Homer Ferguson, Judge:

The accused, on his plea of guilty, stands convicted by special court-martial of absence without leave, in violation of Article 86, Uniform Code of Military Justice, 10 USC § 886. Immediately after announcing the sentence of a bad-conduct discharge, confinement at hard labor for six months, forfeiture of $65.00 per month for six months, and [140]*140reduction to the grade of hospital recruit, the president of the court-martial announced: “The court wishes to recommend clemency in view of the accused’s sworn statement.” The clemency recommended is appended to the record of trial and reads as follows:

“The court recommends clemency in the above-entitled case. The clemency recommended is that the portion of the sentence adjudging bad conduct discharge be remitted.
“The reasons for this recommendation are:
“That, at the time a recommendation for undesirable discharge was prepared, the accused had made a statement which was not incorporated with the recommendation and that he did not appear before a discharge advisory board;
“That the accused desires neither an undesirable discharge nor a bad conduct discharge;
“That the accused’s conduct prior to the difficulties which resulted in a recommendation for undesirable discharge was very good;
“That the accused has a high GOT, which indicates his high potential value to the Navy; and
“That the accused presents an excellent military appearance and bearing and desires to continue his service in the Navy.”

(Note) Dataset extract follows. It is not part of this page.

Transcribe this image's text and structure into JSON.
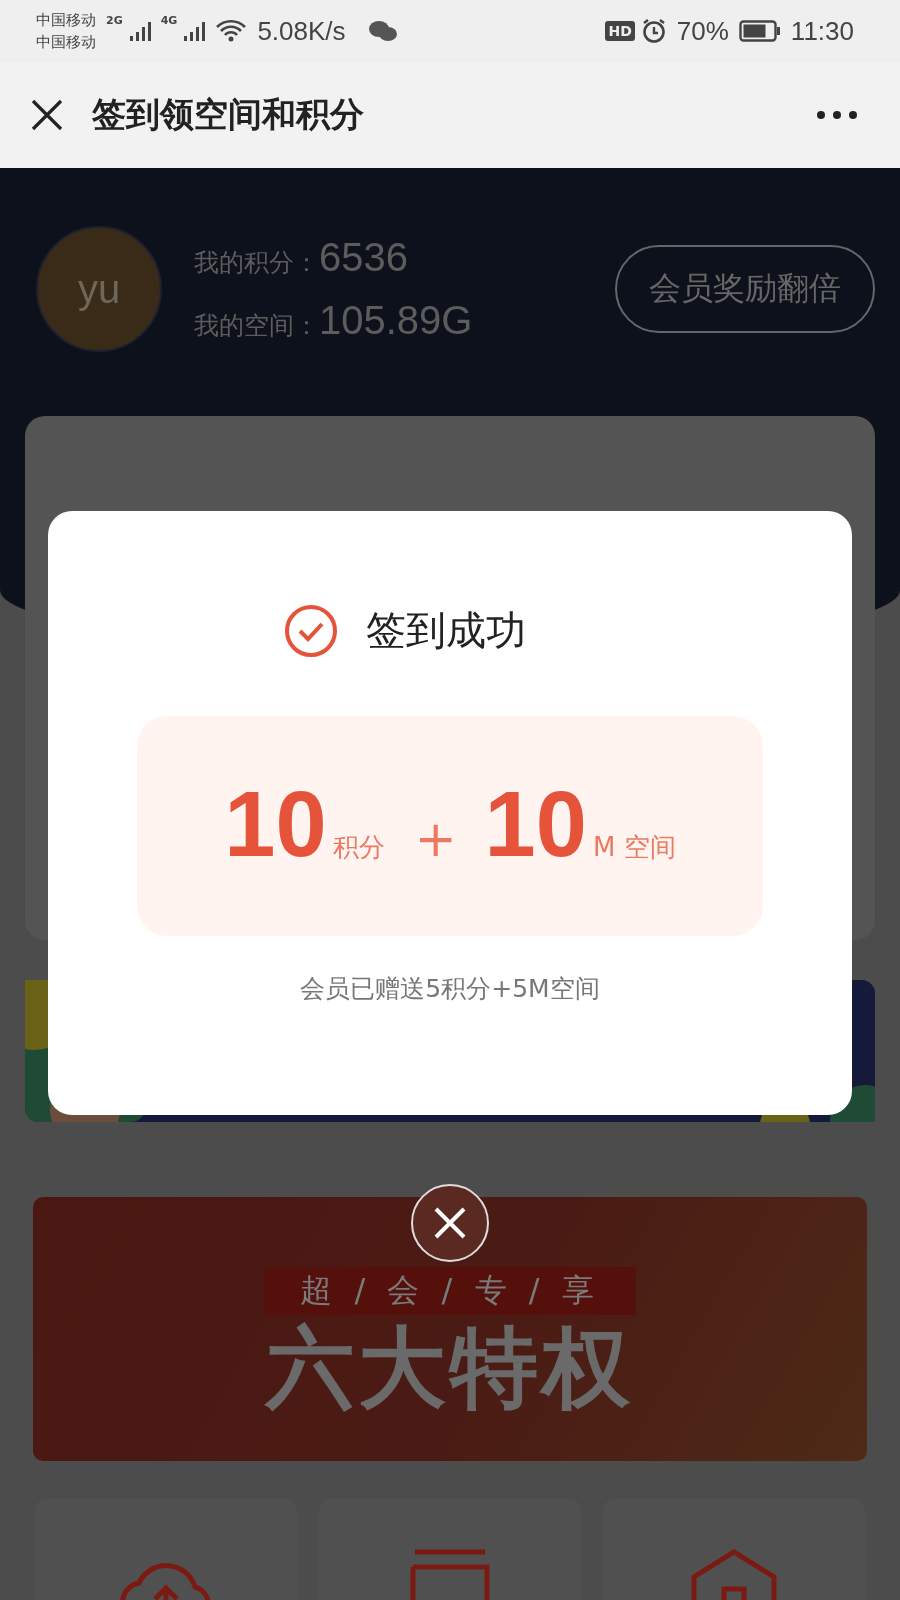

The convening authority approved the sentence and suspended the execution of the bad-conduct discharge, but did not provide for its remission.

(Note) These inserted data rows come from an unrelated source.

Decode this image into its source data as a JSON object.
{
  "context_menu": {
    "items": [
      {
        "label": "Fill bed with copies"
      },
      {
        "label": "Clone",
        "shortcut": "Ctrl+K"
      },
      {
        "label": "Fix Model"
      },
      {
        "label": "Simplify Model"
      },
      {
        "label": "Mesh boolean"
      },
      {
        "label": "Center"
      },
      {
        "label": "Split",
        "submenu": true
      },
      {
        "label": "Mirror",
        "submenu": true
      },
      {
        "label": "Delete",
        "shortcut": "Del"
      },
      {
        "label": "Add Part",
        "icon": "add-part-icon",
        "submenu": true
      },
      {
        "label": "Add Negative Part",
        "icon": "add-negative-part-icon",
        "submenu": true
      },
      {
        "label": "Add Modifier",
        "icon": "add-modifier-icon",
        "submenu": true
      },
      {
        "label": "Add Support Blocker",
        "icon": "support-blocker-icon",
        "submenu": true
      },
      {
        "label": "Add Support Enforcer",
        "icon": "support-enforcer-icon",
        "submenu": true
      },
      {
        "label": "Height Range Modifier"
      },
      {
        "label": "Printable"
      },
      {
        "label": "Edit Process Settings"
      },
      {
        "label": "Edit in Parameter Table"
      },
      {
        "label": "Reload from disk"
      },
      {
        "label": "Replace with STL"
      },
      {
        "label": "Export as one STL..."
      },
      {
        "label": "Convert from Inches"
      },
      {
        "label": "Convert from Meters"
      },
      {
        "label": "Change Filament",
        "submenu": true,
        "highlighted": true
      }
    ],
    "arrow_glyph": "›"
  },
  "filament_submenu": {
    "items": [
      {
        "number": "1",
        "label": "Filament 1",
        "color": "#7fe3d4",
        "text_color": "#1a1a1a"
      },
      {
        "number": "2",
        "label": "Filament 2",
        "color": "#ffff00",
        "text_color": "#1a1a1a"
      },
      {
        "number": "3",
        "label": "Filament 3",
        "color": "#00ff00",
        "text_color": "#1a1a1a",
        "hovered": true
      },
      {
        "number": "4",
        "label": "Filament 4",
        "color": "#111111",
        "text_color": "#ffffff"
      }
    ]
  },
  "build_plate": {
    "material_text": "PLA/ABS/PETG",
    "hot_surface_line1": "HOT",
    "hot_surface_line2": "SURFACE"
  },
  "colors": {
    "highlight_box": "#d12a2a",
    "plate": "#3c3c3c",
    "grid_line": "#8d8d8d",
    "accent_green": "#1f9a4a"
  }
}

This Court granted review on the issue whether the court impeached its own sentence against this accused.

The Government contends that United States v Doherty, 5 USCMA 287, 17 CMR 287, is controlling. The accused contends it is distinguishable. Although ■ Doherty, supra, and the instant case are quite similar, there are distinguishing features present in them which we feel justify a difference in result. There, as here, the court recommended clemency in the form of a remission of the discharge. However, the majority opinion in Doherty, supra, indicates that there was no information presented to show whether the clemency recommendation was voluntarily prepared by the court or solicited by defense counsel. The opinion noted, however, the duty imposed upon defense counsel by paragraph 48,j (1) of the Manual for Courts-Martial, United States, 1951, to prepare a recommendation for clemency in proper cases, and indicated it would not permit a recommendation prepared by defense counsel to impeach the verdict of the court. The majority there also said that the court members were apparently aware they need not impose a bad-conduct discharge and that, throughout the trial, counsel for the accused fought principally to save his client from being discharged. The Court, therefore, declined to find the court-martial had failed in its duty to adjudge an appropriate sentence.

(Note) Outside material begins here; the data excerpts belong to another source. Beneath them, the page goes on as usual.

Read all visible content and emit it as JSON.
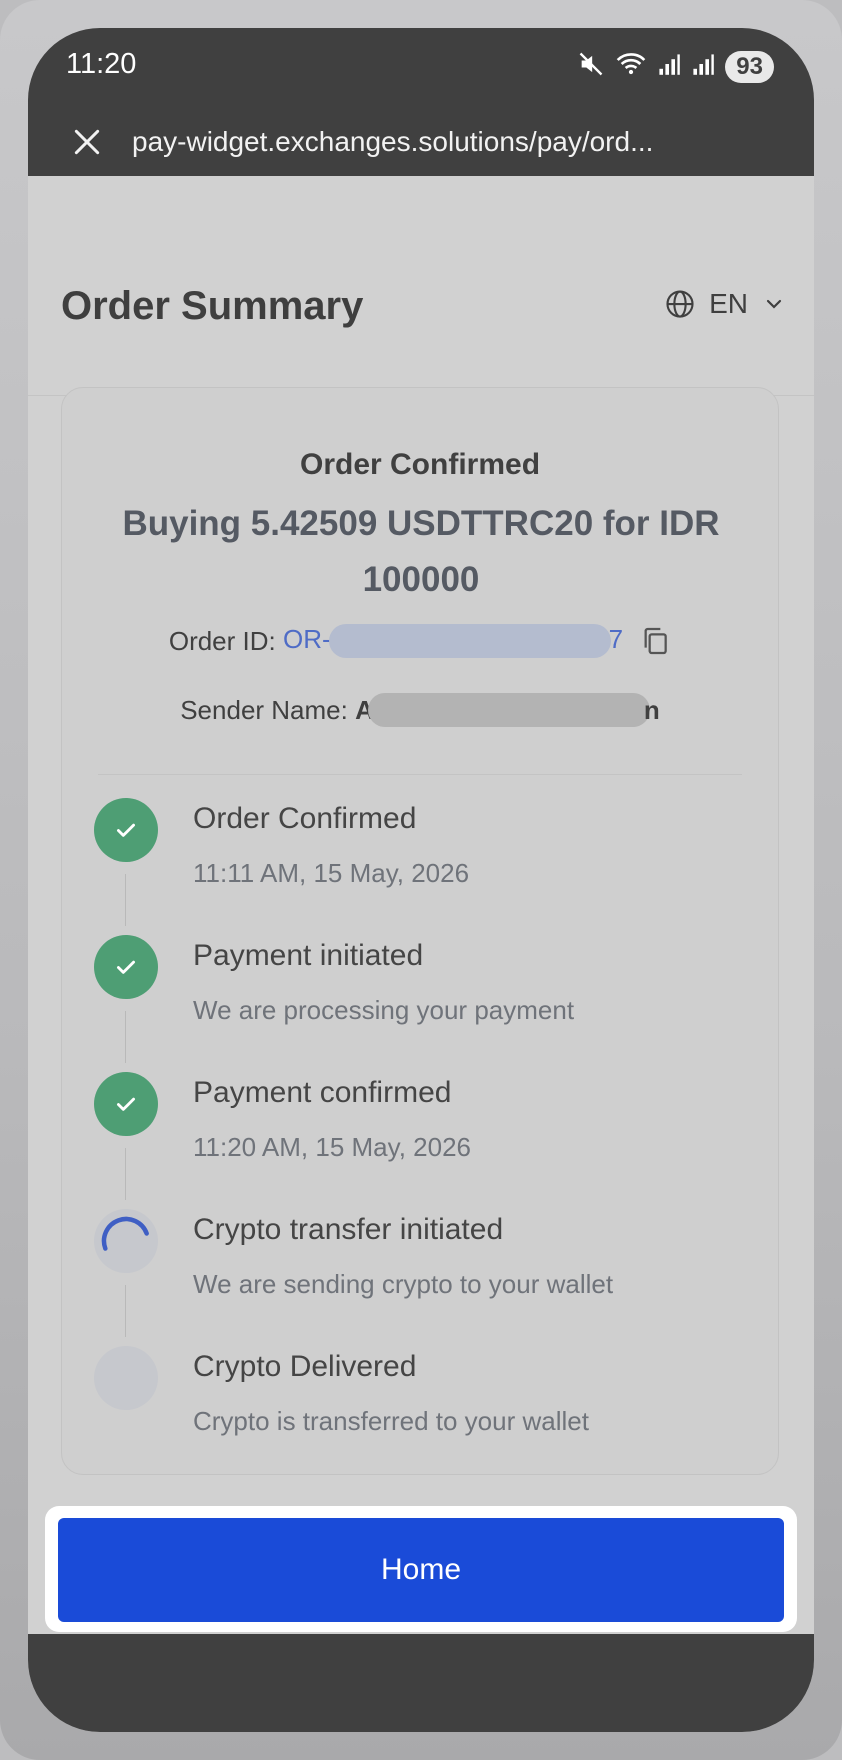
{
  "status_bar": {
    "time": "11:20",
    "battery": "93"
  },
  "browser": {
    "url": "pay-widget.exchanges.solutions/pay/ord..."
  },
  "header": {
    "title": "Order Summary",
    "language": "EN"
  },
  "order": {
    "status_title": "Order Confirmed",
    "summary": "Buying 5.42509 USDTTRC20 for IDR 100000",
    "order_id_label": "Order ID:",
    "order_id_prefix": "OR-",
    "order_id_suffix": "7",
    "sender_label": "Sender Name:",
    "sender_prefix": "A",
    "sender_suffix": "n"
  },
  "timeline": [
    {
      "title": "Order Confirmed",
      "subtitle": "11:11 AM, 15 May, 2026",
      "state": "done"
    },
    {
      "title": "Payment initiated",
      "subtitle": "We are processing your payment",
      "state": "done"
    },
    {
      "title": "Payment confirmed",
      "subtitle": "11:20 AM, 15 May, 2026",
      "state": "done"
    },
    {
      "title": "Crypto transfer initiated",
      "subtitle": "We are sending crypto to your wallet",
      "state": "in-progress"
    },
    {
      "title": "Crypto Delivered",
      "subtitle": "Crypto is transferred to your wallet",
      "state": "pending"
    }
  ],
  "actions": {
    "home_label": "Home"
  },
  "colors": {
    "done": "#4e9e74",
    "accent": "#1a4bd8",
    "link": "#4f6cc6"
  }
}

Without specifically overruling Doh-erty, supra, we are constrained to limit it strictly to its facts. In the instant case, the clemency recommendation was clearly the voluntary act of the court-martial rather than something urged upon it by defense counsel. As noted earlier, the president of the court announced, contemporaneously with the sentence, that the court desired to recommend clemency. And the clemency recommended, although it was spelled out in a separate document sometime after the trial, was for a total and unqualified remission of the bad-conduct discharge. The voluntary announcement by the president at the time sentence was announced that the court desired to recommend clemency and the fact that their recommendation for remission of the bad-conduct discharge was unanimous presents something more than a possibility this is the type of clemency which the court had in mind all the time. We are unwilling to assume from the facts of this case that the clemency recommended was a product of trial defense counsel’s urging.

There is nothing present in the case to indicate the court members knew they did not need to impose a bad-conduct discharge. No instructions on sentence [141]*141were given.1 The question logically arises as to why a court-martial would impose a bad-conduct discharge and then, based on the same evidence, recommend a remission of it if they were not under the impression they were required to adjudge the discharge in the first instance. We do not treat this as an impeachment of the verdict by the court but rather as something more akin to an inconsistent or, at the least, ambiguous verdict. Impeachment of a verdict more properly re-fers to an attempt to show by evidence of jurors or others that the jury misunderstood their instructions, that the verdict was determined by chance, or the presence of misconduct or something of a similar nature. See, generally, 53 Am Jur, Trial, § 1105, et seq. No contention is made by the members of the court that the sentence as announced does not properly reflect their intention. What we have, rather, is an action so inherently inconsistent that we are not able to reconcile the court’s actions and are led to question whether they had a proper appreciation of their own duties and powers.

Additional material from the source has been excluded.